Like other physically based deterministic models, CRITERIA-1D does not comprise any statistical treatment of input parameters uncertainties. If parameters are not directly measured in the field, it is possible to calibrate the soil and crop parameters for a certain slope through the back analysis of past landslides and measured time series of soil water content and water potential. Moreover, although CRITERIA-1D cannot reproduce the volumetric changes due to the shrinking–swelling cycles and the consequent formation of macro-voids and preferential flows, it appears suitable for fine-grained silty soils even if texture-based parameters are used. The proper modeling of vegetation, enlarging the soil water balance components, helps the model to be consistent even when using calibrated values of the soil parameters.

Conclusions

The aim of this research was to implement a slope stability method into the agro-hydrological CRITERIA-1D model, due to its ability to consider the presence of vegetation as a dynamic, spatially, and time-variable input. Another objective was to test the reliability of the proposed approach for the implementation of the same slope stability method in the three-dimensional CRITERIA-3D, which is an ongoing research activity. Modeling the root zone and the presence of canopies is recognized as an important aspect for landslide prediction, especially when computation of the soil water balance transient is included in the model. The main findings obtained by employing the CRITERIA-1D model can be summarized as follows:

  • The implementation of a slope stability method in an agro-hydrological modeling scheme is a valid tool for rainfall-induced shallow landslide prediction. In particular, the possibility of dynamically modeling the transpiration-induced hydrological effects is of importance; although it is not the unique hydrological vegetation effect on unsaturated soil properties (Ni et al. 2018), it is rarely considered by the current widely adopted models.

  • On soils with hysteretic behavior, the use of a unique soil water retention curve (SWRC) and the underlying assumption of homogeneous soil layers sometimes may not be appropriate. However, at the Montuè test site, thanks to the possibility of modeling vegetation dynamically, the choice of using texture-based values of Ksat showed its efficacy.

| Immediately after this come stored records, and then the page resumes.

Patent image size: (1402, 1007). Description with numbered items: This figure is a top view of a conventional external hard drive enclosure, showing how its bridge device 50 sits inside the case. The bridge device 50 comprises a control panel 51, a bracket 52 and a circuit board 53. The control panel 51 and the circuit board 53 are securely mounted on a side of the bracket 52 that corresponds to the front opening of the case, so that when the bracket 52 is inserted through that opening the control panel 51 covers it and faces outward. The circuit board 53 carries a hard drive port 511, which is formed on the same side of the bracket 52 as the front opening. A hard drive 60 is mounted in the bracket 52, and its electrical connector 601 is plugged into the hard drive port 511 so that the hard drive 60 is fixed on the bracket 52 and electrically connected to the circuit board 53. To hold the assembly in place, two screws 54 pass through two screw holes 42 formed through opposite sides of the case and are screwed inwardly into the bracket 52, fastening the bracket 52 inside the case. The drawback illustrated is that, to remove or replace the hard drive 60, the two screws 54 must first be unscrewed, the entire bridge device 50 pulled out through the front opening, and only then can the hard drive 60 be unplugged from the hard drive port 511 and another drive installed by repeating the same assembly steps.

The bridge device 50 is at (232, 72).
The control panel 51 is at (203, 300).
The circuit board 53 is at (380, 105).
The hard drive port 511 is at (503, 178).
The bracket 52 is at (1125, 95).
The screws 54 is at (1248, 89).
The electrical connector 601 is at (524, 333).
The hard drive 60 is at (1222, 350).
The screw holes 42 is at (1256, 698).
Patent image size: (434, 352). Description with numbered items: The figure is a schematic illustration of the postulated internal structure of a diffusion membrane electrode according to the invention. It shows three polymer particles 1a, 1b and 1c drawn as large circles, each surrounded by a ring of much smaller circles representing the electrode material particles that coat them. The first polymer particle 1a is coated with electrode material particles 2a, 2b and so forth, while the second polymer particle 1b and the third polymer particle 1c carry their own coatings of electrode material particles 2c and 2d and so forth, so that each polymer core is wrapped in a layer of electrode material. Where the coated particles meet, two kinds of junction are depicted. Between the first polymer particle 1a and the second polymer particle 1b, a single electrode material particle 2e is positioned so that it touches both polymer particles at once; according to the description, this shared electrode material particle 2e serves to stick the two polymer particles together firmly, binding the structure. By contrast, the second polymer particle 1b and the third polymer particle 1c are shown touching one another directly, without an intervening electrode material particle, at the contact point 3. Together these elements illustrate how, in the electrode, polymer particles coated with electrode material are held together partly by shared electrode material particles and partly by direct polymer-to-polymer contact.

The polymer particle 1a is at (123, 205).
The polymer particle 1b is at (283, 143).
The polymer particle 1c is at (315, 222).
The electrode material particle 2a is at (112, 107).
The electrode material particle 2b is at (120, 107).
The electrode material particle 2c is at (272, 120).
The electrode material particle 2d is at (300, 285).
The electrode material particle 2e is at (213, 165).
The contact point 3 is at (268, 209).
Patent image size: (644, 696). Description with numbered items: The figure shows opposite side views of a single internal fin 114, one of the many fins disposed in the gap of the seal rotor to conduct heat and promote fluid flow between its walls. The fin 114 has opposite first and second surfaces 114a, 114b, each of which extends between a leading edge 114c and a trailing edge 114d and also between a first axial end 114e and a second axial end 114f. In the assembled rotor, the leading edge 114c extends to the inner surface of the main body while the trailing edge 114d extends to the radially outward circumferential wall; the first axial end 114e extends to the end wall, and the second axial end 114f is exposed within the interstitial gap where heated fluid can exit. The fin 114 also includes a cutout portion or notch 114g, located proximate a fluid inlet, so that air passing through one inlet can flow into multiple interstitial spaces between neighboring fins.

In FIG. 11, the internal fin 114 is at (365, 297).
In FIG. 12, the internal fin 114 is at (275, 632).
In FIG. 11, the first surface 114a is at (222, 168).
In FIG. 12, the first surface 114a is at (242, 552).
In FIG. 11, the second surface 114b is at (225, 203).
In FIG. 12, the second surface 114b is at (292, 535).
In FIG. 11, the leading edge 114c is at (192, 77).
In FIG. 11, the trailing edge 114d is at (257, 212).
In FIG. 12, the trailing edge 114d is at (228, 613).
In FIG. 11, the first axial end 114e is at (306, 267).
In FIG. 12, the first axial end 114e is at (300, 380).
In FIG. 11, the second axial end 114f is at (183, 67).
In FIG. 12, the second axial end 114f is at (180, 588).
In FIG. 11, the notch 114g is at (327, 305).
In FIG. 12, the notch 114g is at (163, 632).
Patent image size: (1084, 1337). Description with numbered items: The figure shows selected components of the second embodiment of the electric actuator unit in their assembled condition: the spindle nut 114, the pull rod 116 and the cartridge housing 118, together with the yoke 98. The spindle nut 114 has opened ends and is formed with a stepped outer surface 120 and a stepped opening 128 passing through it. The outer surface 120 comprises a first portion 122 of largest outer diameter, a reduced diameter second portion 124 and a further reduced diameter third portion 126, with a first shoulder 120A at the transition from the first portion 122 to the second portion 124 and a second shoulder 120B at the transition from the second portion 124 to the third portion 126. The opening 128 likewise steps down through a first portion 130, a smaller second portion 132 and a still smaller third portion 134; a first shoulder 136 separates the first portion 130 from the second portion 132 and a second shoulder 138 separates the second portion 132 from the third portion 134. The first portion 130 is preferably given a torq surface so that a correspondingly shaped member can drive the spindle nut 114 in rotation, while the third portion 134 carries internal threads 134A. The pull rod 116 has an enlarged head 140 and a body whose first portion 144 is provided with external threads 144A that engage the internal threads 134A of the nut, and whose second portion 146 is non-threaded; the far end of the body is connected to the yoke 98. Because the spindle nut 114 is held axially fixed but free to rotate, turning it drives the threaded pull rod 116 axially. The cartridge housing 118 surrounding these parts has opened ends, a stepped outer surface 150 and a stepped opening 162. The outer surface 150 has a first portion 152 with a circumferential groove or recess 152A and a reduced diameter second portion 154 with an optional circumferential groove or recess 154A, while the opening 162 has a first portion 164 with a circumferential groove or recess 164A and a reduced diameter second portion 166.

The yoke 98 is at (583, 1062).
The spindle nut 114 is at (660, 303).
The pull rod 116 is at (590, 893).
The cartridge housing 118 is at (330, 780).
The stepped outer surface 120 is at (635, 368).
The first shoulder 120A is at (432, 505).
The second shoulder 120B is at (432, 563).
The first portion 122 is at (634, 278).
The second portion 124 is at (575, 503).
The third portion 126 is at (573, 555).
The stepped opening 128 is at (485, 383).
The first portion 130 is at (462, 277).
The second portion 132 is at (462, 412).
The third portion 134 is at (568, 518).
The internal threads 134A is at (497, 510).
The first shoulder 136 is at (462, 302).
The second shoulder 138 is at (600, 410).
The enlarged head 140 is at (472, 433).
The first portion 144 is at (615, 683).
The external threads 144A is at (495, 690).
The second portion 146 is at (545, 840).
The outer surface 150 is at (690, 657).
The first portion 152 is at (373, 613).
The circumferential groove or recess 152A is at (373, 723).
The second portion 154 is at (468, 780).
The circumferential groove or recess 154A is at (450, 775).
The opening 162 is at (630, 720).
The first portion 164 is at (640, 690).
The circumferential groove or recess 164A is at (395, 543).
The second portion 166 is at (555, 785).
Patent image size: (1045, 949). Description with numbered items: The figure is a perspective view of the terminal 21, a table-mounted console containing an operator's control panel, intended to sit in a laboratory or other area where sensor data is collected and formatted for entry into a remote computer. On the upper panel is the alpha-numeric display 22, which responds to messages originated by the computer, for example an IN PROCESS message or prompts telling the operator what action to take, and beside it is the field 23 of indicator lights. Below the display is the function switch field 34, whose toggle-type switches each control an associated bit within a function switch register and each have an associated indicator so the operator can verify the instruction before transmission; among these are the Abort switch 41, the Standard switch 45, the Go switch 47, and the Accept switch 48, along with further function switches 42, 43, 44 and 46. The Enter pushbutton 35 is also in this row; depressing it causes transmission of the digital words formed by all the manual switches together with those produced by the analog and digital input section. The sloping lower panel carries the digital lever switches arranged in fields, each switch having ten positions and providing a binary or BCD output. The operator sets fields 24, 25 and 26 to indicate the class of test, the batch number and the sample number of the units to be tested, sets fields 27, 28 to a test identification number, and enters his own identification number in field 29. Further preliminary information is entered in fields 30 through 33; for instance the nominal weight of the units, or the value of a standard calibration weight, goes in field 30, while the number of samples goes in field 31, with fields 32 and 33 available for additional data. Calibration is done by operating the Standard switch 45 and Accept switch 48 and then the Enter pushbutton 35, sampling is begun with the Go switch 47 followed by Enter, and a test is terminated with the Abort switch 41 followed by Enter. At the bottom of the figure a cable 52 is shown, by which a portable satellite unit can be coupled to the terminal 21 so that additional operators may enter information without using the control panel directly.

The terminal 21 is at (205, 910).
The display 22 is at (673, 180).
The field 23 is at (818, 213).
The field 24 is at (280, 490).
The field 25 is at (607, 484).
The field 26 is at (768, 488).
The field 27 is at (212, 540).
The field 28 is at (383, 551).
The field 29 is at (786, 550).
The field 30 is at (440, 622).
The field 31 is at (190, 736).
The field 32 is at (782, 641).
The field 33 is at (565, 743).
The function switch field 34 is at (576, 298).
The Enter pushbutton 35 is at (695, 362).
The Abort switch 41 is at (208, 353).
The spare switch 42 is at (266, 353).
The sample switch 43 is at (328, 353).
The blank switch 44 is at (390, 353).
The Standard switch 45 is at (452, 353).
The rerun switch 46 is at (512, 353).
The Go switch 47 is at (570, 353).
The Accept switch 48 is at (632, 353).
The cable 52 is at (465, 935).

  • With regard to slope stability analysis, the root density distribution and the presence of plants affect water movements and the water potential in soils, and this research underlined the importance of including this component in physically based deterministic models to avoid the overestimation of landslide event detection. Although designed for agronomical contexts, CRITERIA-1D shows good suitability also for a natural environment case.

  • The pre-wetting condition due to the evapotranspiration-induced hydrological effect has an important impact on slope stability transient evaluation; moreover, in shallow landslide models, account should be taken of the fact that transpiration can become null when the soil undergoes saturated conditions. Accounting for this mechanism can improve the accuracy of models.

Further developments will include the implementation and validation of the slope stability model in the three-dimensional CRITERIA-3D code (Bittelli et al. 2010) on the same test site and the validation of CRITERIA-1D in other natural environments. Another research focus will be the possibility of implementing different soil hydrological parameters depending on the season. Also, the presence of any differences between considering only the hydrological or both the hydrological and mechanical root effect in shallow landslide prediction through CRITERIA-1D where field data are available will be investigated. The possibility of simulating plants growing from 1 year to another when the simulations cover more than 1 year through the LAI will be also explored.

As an open-source tool, CRITERIA-1D can help the design of nature-based solutions for slope instability mitigation purposes, as different scenarios can be designed and tested on past landslides events, especially if the mechanical contributions of roots are also properly considered (Tosi 2007; Bordoni et al. 2024).